I must admit I am shocked and disappointed. Didn't the people at Gillette know the show was about mobile marketing?

Maybe the big brands still think mobile marketing is just blindly sending a text message. They don't realize how powerful this WILL BE.

Gillette uses the term "breakthrough technology" to describe their new Fusion razor, but they didn't want to use breakthrough technology to promote it.

Wes and HipCricket can go back up to the suite, I say bring the Fusion brand manager into the boardroom and fire him.

5 comments:

Anonymous said...

A TIP of the "HATLO HAT". Your first blog on the Apprentice created quite a stir with great comments on both sides.
A TIP of the "BURNETT BERET" on todays blog. Your dialogue with Brey shows you are bigger than your blog. You are a CLASS ACT.

Anonymous said...

Who will drive mobile marketing expansion in USA. It is the brands who have the money but the distractions and competing investment opportunities? Or is it small and medium enterprises who have less money but may be open to new ways of competing against larger competitors? In fact, it does not cost a lot of money. Money is not the issue, it is focus. We have most definitely not arrived at the tipping point. How can we collectively shame them for wasting a mobile opportunity. Do we think it was necessary to have Donald Trump teach reality tv watchers (American Idol) how to send a text message. Oh, the shame!

Anonymous said...

Is there more to this story? http://promomagazine.com/news/gillette_apprentice_fusion_030806/

No Name said...

The time for this promotion was during the show.

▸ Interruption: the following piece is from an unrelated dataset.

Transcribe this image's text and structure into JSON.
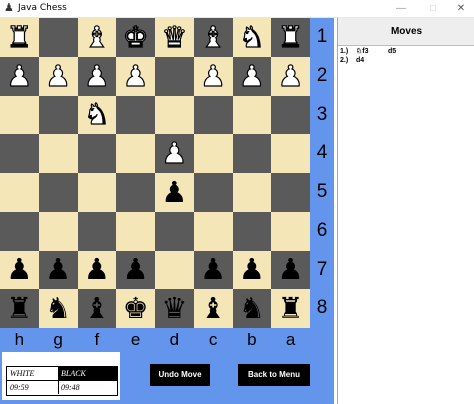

Outside of the 1000 plus people that sent the SMS, who else would know about this.

Here's
the link

Kind of like telling a patron what the specials are after they finish their meal.

Anonymous said...

Anonymous asks the $64 question. My guess is that it will be both. The lumbering brand giants will start using the technology when they see market success from smaller enterprises. We see that happening already. Fundamentally wireless is a unique channel. Absent the good old fashioned things that marketers are supposed to do like create incentives, drive traffic to site, promote, engage etc etc the channel will lie fallow. Dancing Brents are not the answer.